Today, we started by a visit at the STM (Scanning Tunneling Microscope) lab. The researchers were preparing the bakeout of the apparatus. There are turbo-molecular pumps which make the vacuum, nearly the interstellar vacuum. We need it because the STM scans only the surface and we have to get rid of the contaminants which can be on the surface.

 

The mass spectrometer enabled us to control the quality of the vacuum: there is for instance hydrogen, water and oxygen, which pollute the vacuum.

 

To get rid of the water, the chamber has to be heated (until the set point 150°C): thermocouples are used in order to control the heating by measuring temperature and stopping the heating when it is more than the set point.

 

Once there is a good vacuum (10^-11 mb) it is possible to study a clean surface during one day.

 

 

How does the STM work?

 

The STM is constituted of a metallic tip, which scans the surface. When the distance between the tip and the surface is of the order of half a nanometer, quantum mechanics enables a tunneling current when applying a voltage to the tip: electrons behave like a wave and a part of the wave is transmitted through the vacuum to the surface. The intensity decreases exponentially, depending on the distance between the tip and the surface.

 

The tip is fixed to a piezoelectric tube. The tip can be moved thanks to the piezoelectric materials, whose size depends on the voltage. When operating, the intensity of the tunneling current stays the same (there is a set point for the current).

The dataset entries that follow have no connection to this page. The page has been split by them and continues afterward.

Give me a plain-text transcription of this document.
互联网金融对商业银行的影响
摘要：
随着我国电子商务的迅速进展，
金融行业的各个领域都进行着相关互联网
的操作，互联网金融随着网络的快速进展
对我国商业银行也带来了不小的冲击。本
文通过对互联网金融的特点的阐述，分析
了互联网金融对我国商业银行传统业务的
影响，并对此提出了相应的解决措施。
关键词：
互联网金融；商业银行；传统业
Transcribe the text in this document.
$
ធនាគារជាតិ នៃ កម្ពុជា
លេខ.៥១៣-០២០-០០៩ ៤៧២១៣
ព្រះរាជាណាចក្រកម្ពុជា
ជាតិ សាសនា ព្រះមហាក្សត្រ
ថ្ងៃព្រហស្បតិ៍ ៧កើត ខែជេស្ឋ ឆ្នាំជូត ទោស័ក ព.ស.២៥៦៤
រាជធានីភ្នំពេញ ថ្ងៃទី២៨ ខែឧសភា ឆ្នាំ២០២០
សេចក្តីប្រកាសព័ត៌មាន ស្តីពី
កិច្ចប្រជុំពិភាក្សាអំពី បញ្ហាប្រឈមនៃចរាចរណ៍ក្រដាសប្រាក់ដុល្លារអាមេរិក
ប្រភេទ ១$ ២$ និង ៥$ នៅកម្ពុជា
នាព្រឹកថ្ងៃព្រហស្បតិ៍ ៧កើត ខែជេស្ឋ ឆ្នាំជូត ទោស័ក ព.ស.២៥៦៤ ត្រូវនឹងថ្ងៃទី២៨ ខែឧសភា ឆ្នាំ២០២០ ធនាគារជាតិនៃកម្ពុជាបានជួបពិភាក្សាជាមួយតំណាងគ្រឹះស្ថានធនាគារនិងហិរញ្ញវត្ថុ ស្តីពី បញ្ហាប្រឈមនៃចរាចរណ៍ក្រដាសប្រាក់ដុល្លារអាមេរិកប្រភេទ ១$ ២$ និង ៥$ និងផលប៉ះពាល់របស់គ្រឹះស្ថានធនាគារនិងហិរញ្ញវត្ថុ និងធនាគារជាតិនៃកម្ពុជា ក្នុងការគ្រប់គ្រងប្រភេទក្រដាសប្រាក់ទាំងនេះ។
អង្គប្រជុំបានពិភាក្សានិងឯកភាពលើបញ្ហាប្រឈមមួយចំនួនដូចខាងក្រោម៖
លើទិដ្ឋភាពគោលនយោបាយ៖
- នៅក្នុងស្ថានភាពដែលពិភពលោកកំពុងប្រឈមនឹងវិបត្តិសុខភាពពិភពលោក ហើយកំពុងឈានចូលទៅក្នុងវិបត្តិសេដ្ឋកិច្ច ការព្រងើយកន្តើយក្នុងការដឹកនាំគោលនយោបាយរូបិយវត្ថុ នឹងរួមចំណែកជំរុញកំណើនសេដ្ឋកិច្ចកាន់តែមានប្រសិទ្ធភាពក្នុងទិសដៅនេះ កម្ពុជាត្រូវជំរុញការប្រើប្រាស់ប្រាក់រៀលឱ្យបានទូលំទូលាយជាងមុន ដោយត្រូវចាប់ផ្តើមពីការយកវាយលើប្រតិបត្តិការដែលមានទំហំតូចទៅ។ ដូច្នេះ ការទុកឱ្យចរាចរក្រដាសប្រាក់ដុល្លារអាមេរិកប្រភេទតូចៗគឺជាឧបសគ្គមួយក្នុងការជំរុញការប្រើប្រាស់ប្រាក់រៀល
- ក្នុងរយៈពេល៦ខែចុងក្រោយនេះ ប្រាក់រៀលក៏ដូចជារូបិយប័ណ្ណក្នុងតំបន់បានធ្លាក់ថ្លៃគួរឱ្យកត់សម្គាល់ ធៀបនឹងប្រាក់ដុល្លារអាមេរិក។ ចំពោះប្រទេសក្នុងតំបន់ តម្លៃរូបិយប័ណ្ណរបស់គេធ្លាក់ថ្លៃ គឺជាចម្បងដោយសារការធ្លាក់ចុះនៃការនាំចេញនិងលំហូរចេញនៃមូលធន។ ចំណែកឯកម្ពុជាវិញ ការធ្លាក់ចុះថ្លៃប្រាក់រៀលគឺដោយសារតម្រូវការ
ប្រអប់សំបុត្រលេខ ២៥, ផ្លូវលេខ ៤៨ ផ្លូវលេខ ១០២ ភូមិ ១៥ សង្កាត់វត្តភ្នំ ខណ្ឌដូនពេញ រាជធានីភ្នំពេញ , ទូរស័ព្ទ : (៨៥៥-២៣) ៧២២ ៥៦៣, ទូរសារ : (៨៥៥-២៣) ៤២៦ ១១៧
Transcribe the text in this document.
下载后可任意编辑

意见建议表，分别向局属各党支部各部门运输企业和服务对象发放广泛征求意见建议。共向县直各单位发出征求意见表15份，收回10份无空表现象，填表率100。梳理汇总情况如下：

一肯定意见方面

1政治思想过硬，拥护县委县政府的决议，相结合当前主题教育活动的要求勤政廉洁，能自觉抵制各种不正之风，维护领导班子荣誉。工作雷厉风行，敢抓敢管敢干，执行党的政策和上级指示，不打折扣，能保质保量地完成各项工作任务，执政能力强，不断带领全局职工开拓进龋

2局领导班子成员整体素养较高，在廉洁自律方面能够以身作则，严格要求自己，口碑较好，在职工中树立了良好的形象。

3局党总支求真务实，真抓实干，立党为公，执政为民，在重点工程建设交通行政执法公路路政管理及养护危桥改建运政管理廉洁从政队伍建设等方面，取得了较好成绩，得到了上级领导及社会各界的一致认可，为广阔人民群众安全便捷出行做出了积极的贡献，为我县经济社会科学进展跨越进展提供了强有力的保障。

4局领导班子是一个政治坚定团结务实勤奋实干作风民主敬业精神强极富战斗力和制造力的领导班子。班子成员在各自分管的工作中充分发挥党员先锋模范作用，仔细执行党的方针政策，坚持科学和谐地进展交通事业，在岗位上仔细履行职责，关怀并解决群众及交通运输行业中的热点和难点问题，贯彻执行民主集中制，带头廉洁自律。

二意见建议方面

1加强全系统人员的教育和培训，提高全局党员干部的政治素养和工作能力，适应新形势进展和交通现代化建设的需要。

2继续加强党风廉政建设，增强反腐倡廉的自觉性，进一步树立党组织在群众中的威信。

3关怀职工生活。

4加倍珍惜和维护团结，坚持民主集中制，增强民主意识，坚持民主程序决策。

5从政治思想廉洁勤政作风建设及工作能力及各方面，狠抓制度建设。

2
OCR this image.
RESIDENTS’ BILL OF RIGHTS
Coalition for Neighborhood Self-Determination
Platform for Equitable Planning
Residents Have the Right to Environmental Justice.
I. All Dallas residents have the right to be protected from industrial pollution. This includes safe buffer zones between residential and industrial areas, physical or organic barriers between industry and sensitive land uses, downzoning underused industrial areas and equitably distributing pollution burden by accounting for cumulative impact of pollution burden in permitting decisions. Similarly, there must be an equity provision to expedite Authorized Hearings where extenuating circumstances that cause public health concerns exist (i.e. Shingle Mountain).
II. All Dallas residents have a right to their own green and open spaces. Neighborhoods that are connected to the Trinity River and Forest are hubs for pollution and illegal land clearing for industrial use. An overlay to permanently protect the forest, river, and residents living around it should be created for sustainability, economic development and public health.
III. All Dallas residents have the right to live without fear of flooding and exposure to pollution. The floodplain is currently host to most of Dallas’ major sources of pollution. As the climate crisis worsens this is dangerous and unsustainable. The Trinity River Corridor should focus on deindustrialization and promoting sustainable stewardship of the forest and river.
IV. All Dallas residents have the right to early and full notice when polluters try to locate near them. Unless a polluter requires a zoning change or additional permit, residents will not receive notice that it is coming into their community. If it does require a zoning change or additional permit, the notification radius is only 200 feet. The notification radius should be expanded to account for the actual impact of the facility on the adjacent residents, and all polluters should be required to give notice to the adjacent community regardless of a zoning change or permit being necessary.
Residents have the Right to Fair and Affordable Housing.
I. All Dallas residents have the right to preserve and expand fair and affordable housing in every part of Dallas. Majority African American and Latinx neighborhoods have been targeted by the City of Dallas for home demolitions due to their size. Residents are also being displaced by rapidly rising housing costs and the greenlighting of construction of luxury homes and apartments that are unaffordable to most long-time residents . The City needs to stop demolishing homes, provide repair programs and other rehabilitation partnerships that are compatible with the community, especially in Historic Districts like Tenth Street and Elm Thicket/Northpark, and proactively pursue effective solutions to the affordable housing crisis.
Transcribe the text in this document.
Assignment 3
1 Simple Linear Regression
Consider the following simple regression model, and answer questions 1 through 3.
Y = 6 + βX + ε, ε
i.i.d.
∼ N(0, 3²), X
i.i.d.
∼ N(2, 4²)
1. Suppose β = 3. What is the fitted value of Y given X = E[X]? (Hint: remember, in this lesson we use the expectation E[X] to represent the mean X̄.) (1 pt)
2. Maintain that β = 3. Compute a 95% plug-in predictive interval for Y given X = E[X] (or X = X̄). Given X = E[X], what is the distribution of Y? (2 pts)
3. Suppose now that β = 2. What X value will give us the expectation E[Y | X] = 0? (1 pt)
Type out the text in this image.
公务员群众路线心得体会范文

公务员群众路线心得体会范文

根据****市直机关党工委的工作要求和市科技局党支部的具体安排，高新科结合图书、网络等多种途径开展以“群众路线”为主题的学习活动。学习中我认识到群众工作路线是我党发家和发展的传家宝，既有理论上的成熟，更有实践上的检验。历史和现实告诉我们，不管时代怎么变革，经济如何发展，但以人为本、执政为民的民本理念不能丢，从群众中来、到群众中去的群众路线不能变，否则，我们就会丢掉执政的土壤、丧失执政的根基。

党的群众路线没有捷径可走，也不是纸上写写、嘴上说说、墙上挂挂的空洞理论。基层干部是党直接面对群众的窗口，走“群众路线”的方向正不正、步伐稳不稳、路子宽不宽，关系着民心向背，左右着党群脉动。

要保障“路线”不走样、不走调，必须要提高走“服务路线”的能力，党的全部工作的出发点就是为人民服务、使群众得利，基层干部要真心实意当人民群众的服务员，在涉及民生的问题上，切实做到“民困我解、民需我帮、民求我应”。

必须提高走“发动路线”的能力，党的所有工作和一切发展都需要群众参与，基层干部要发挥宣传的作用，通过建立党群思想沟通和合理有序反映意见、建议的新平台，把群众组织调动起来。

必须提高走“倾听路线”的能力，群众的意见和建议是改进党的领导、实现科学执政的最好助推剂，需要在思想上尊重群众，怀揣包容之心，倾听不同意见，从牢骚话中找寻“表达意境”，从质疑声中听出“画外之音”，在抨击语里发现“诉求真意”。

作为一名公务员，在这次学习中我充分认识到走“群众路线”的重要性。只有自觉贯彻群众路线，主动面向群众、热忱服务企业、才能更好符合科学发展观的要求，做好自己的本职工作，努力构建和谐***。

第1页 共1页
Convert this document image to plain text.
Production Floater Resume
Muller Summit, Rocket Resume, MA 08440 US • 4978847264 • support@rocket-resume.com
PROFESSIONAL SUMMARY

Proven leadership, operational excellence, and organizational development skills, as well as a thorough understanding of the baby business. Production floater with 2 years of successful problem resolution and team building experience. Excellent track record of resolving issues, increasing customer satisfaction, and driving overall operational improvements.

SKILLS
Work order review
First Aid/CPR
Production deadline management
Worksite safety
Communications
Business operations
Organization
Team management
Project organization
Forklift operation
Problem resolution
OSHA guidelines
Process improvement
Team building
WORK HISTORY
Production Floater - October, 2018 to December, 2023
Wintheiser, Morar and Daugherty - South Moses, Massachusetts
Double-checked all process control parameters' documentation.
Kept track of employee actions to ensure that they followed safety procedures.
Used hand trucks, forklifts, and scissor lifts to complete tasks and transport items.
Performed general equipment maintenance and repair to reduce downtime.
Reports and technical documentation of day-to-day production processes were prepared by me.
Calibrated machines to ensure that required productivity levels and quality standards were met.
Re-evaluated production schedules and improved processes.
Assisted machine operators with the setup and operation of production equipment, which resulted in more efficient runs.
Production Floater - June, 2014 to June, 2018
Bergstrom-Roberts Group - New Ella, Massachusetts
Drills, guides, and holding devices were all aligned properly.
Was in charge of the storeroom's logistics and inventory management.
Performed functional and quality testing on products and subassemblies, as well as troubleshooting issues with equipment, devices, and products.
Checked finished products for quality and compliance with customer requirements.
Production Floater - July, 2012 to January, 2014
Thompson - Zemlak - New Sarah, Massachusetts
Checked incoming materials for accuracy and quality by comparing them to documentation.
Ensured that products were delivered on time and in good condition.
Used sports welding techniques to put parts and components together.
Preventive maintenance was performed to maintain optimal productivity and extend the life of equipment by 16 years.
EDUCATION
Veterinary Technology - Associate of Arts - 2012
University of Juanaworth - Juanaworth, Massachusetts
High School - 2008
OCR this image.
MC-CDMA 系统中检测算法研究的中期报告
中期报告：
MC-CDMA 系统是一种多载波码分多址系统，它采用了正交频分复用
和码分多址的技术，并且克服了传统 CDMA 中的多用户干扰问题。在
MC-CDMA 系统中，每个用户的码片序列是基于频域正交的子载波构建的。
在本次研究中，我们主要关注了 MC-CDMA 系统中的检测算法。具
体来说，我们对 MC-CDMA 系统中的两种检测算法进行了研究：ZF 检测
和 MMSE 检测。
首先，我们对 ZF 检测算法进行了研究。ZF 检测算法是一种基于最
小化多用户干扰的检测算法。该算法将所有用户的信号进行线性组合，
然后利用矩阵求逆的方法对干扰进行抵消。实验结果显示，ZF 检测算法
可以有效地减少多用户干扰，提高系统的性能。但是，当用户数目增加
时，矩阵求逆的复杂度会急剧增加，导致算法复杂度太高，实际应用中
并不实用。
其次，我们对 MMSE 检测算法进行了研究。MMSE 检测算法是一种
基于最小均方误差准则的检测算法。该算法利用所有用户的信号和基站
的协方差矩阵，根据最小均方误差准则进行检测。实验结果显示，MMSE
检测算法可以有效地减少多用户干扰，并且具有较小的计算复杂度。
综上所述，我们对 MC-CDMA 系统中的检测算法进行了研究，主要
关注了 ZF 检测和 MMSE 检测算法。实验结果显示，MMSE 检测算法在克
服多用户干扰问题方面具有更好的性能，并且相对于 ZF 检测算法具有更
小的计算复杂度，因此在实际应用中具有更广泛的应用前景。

In order to keep the current constant the size of the piezoelectric material is changed. So we can measure the distance between the tip and the atoms in order to find the topology of the surface.

 

That's how surfaces can be mapped.

 

 

 

Then we went to the cryogenics lab, which recycles and stocks the helium, which is the second component of the Universe. Nevertheless, the helium is very expensive because it is a limited resource on Earth, so we can't waste it so much. There are a lot of machines (liquefactor, compressor, big balloons!) in order to compress, and stock it as a liquid because one 1L of liquid helium corresponds to 700L of helium gas. Helium is used in order to cool down the samples (around to 4K). At a low temperature, the resolution is better, and electronic phase transitions can happen.